Zack Handlen gave the episode a "B−" and wrote that it "works far better than it deserves to", due largely to the performance of Hawkes and the "bat shit weirdness" of the plot. He was particularly critical of the "self-serious" and "pompous" tone of the episode. Handlen concluded that the episode was "like watching someone's fan fiction getting brought to life". He did, however, write that "there is something strangely fascinating about" the premise; in particular, he was pleased with the conclusion, calling it the moment when "things pick up". Paula Vitaris from Cinefantastique gave the episode a negative review and awarded it one-and-a-half stars out of four. Vitaris, despite noting the potential in the episode's theme of the relationship between writer and their characters, felt that "Milagro" betrayed Scully's personality and featured her doing things that were out of character.
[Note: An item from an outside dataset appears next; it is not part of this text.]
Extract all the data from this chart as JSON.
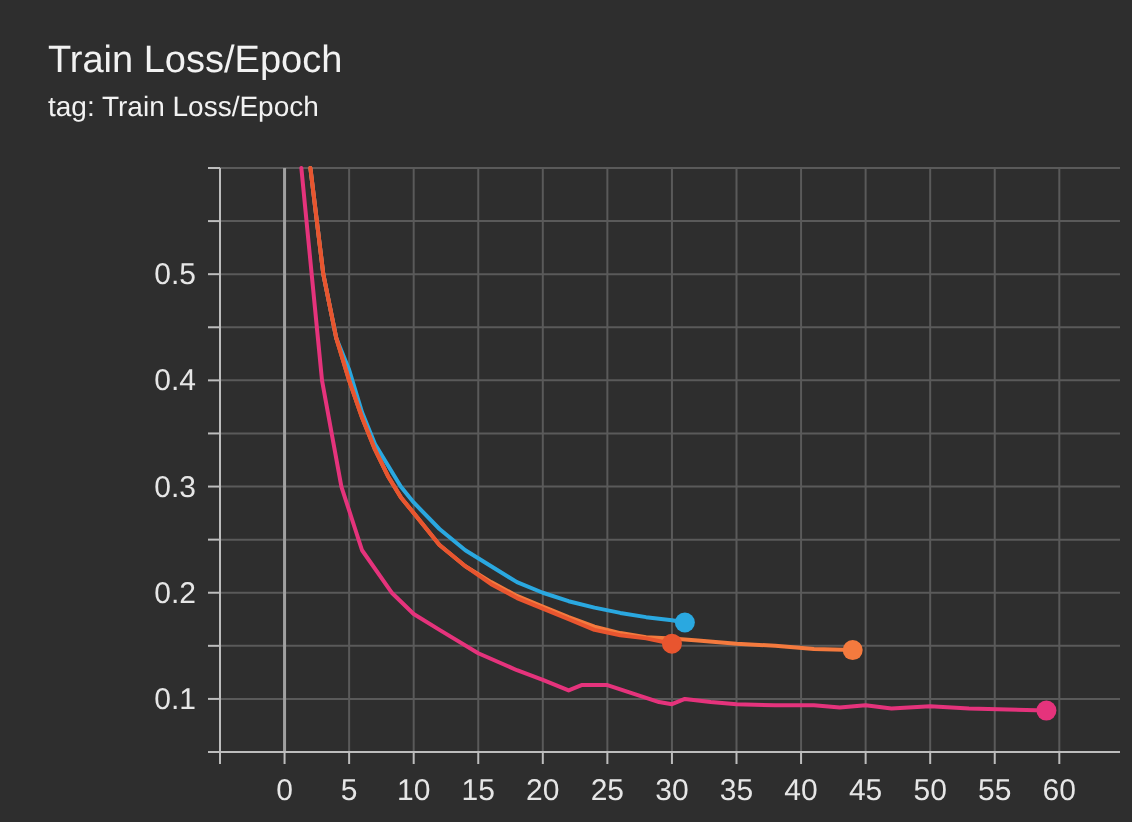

Kim Manners was pleased with the episode; he noted that he "felt it was a very interesting character study". He later called it "one of my favorite episodes". Frank Spotnitz considered "Milagro" to have been an "underappreciated" episode. For this reason, it was later included on the X-Files Essentials DVD compilation, along with seven other episodes. Handlen argued that the episode reduces Scully "to a victim waiting to find out which handsome man will rescue her". Elyce Rae Helford, in her book Fantasy Girls: Gender in the New Universe of Science Fiction and Fantasy Television, accused the show of "reinforc[ing] the stereotype […] of independent women as lonely, neurotic, and nostalgic for sexual attention from men." Anderson herself felt that the character needed to "loosen up". She was once approached by a fan who applauded Scully as the "epitome of womanhood" because she is a character who "not only can kick ass but she […] works with Mulder without jumping him". Anderson, in return jokingly replied, "So the epitome of womanhood is sexual restraint? […] I don't think so." The episode was particularly analyzed by fans of the show, and the fact that Scully was almost seduced provoked "lively internet discussion".